Web Scraping GoodReads: The Power of Words
There are more than 3 million cases per year recorded for clinical depression diagnosis. This diagnosis can be characterized by persistent depressed mood or loss of interest in activities, causing significant impairment in daily life. The anti-dote of depression is good words as captured by the quote below:
“Words are singularly the most powerful force available to humanity. We can choose to use this force constructively with words of encouragement, or destructively using words of despair. Words have energy and power with the ability to help, to heal, to hinder, to hurt, to harm, to humiliate and to humble.”Yehuda Berg
We use this as a motivation to scrape GoodReads Quotes to analyze several categories of quotes and try to learn correlations that could provide some useful insight into the words used to compose a quote.
The GoodReads website was scraped using a spider built in Scrapy, a fast and powerful scraping and web crawling tool. The spider scraped four categories of quotes, namely, humor quotes, inspirational quotes, life quotes and love quotes. For each category of quotes, several pages were crawled yielding a total dataset of 3 MB. The code related to scraping and cleaning of data can be found in my GitHub repository. The scraping process extracted the following information:
- Author Name
- Length of Quote
- Number of Likes
- Category of Quote
- Tags associated with the quote
- Quote Text
After successfully scraping the raw data, I used several processes data was cleaned and formatted for data analysis. I parsed the scraping url to determine the category of quote to be included as part of the extracted data. In addition, the quote text and author named were trimmed for new line character and stripped of quotes. Finally, the likes were parsed to only extract the numeric value.
As a first research question, I wanted to see if there is a correlation between the number of likes for a quote and the length of text for the quote with the hypothesis that there would be a preference for shorter quotes. An initial plot of likes vs length simply showed outliers and was not conclusive. To that end, I created a plot by taking into consideration the log values of likes and length and then ran linear regression. The results yielded a R-squared value of 0.0553 and a p-value of 0.99, indicative that while there may be some correlation, it is not strong enough to be conclusive.
The second research question was around the authors of the quotes. In an era of social media influence, fan following, and motivational speakers, it would add value to sample the authors with most popular quotes. To that end, the top twenty-five are shown in the visual below. The results placed Roy Bennet (476), Steve Maraboll (212), Cassandra Clare (210), J.K Rowling (153) and Rick Riordan (152) as the top authors.
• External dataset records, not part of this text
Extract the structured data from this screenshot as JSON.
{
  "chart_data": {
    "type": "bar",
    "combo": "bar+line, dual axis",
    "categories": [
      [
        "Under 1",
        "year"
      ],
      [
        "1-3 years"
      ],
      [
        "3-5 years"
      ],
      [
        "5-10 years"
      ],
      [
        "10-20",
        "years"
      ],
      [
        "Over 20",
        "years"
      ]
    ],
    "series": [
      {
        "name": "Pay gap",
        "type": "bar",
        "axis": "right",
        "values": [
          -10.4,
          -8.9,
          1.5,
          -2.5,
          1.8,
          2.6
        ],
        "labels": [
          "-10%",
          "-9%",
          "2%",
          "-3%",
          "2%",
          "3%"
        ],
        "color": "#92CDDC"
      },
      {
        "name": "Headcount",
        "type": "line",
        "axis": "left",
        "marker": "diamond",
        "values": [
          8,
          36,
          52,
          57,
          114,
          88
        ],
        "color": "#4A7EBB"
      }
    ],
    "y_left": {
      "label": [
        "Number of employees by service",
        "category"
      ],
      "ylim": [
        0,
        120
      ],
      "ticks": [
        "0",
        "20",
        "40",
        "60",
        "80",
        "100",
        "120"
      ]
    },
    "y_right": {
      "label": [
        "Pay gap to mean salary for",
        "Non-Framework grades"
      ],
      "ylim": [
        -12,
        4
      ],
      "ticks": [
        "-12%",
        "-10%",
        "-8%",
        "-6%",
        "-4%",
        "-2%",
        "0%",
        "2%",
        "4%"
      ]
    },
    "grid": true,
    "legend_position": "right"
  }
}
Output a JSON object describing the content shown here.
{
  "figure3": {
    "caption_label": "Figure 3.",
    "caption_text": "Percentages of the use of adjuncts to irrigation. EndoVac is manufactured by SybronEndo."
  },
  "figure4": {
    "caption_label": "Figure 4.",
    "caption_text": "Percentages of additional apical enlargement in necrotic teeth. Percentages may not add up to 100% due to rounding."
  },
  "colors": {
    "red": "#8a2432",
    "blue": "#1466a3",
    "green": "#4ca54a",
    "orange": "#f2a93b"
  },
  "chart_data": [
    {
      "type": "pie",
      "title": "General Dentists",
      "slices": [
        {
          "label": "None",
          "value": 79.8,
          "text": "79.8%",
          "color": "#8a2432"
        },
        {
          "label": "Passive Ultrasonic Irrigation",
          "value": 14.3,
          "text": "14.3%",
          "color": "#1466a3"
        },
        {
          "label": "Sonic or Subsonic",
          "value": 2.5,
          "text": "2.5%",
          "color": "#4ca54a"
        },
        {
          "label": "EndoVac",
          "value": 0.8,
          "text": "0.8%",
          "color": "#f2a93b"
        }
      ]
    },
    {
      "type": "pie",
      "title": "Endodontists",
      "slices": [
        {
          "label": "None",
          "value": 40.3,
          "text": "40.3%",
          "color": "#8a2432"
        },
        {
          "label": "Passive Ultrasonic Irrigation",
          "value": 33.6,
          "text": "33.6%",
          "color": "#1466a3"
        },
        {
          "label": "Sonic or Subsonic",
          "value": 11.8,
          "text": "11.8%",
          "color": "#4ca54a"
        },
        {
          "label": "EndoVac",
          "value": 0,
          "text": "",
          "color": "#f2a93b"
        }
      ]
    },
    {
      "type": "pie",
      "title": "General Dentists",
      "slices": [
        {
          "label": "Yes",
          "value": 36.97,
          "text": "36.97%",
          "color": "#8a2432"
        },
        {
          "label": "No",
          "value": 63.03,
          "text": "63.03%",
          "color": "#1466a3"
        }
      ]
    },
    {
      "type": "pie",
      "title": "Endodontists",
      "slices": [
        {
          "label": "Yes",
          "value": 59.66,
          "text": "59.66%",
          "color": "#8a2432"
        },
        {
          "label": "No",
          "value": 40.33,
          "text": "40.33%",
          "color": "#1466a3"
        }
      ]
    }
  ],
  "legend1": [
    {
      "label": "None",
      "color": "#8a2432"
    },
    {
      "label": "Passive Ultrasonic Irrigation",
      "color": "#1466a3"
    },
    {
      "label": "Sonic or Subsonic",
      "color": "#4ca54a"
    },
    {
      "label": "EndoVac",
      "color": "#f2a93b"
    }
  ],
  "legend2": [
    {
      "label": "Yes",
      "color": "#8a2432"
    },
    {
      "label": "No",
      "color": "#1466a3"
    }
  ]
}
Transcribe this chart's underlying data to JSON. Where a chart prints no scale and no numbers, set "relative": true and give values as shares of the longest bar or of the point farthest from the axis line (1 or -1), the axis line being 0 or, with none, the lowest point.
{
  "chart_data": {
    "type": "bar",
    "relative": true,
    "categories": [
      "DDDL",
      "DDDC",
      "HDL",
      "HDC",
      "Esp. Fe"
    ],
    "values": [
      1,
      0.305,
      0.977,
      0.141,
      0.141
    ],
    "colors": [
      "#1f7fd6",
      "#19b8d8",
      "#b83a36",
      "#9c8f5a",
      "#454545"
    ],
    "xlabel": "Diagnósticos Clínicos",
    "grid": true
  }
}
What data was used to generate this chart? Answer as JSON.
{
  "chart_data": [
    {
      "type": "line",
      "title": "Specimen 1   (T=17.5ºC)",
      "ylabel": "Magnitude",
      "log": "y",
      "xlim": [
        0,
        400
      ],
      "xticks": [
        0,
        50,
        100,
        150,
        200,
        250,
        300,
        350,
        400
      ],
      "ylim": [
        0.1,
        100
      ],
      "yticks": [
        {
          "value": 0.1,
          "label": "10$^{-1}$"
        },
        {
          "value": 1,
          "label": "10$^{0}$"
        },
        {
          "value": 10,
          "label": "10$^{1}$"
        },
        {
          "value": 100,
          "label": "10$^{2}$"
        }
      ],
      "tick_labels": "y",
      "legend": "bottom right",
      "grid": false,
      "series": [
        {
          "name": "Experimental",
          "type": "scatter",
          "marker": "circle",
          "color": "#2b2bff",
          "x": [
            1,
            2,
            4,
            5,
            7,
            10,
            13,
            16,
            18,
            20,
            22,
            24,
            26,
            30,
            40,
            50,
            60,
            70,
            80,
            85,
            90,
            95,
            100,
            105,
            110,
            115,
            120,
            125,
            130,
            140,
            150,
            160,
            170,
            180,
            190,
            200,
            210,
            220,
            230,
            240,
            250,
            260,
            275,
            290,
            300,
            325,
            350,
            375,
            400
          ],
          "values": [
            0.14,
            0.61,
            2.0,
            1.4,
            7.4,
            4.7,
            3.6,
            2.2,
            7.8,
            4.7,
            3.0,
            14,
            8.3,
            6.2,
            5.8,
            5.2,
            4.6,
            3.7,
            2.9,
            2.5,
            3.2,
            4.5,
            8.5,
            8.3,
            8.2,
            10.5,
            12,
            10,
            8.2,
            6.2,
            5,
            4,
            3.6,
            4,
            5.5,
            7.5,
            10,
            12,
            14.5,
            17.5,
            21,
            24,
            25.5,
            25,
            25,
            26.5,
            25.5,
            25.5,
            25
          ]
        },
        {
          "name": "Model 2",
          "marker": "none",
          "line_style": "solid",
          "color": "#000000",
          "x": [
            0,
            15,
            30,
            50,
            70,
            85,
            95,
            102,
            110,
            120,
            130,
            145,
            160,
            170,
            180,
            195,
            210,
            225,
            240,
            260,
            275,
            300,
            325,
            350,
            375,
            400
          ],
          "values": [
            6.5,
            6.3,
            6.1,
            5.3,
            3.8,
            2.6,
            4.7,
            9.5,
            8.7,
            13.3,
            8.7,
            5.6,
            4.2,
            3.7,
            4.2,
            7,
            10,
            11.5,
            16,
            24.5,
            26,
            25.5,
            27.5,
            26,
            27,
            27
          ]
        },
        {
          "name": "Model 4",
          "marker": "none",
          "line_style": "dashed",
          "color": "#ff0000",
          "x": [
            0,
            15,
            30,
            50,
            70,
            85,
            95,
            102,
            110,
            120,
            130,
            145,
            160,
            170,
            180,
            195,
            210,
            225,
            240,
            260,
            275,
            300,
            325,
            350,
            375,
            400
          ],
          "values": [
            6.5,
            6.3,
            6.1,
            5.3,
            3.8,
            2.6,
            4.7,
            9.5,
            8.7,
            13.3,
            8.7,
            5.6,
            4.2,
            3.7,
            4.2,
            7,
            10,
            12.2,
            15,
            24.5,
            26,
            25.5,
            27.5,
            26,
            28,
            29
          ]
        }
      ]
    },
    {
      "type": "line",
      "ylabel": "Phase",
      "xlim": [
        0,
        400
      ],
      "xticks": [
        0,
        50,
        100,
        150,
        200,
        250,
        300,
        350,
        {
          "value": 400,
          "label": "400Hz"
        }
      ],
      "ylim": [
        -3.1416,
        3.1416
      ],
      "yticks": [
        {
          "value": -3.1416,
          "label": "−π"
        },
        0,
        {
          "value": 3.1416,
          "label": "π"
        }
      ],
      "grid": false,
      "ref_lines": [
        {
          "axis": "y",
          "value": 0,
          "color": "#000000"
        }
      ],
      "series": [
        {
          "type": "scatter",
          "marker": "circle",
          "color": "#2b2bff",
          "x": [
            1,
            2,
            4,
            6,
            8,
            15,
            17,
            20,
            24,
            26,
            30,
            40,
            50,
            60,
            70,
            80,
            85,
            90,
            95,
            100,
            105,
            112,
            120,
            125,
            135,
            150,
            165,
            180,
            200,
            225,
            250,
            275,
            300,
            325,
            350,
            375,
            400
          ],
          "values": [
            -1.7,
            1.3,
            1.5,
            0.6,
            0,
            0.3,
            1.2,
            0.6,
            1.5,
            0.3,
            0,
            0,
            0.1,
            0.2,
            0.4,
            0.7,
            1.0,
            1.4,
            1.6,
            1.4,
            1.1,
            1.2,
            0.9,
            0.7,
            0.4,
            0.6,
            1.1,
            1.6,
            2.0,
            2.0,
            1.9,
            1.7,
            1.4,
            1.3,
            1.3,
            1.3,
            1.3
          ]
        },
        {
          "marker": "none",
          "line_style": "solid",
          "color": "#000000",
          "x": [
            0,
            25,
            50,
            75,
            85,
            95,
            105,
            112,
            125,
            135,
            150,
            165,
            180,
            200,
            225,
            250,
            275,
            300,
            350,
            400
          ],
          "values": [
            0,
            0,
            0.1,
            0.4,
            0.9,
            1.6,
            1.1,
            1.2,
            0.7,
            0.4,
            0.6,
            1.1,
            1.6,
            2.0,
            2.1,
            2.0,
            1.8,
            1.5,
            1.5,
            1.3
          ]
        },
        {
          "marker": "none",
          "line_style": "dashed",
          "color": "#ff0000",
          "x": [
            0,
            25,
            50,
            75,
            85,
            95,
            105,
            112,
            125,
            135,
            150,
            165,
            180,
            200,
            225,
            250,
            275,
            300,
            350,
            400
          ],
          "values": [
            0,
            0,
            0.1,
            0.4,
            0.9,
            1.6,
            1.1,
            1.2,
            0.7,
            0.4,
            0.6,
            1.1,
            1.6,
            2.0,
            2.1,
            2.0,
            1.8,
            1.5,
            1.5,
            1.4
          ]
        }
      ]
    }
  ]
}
As the final research question, I wanted to determine what are the most popular tags associated with quotes. This would ultimately be the first step in labeling of quotes which in turn could be used for building a predictor for quote search/matching given tags and keywords.
The premilinary review of data extracted has yielded some relationships in data but not strong relationships. The data is interesting and further deeper analysis can be done to yield correlations that add utility and the ability to learn from data. A good future direction can be to build a predictor that given some tags and keywords from the text of a quote, relevant and accurate predictions can be made as to which existing quotes in the knowledge base would be a close match.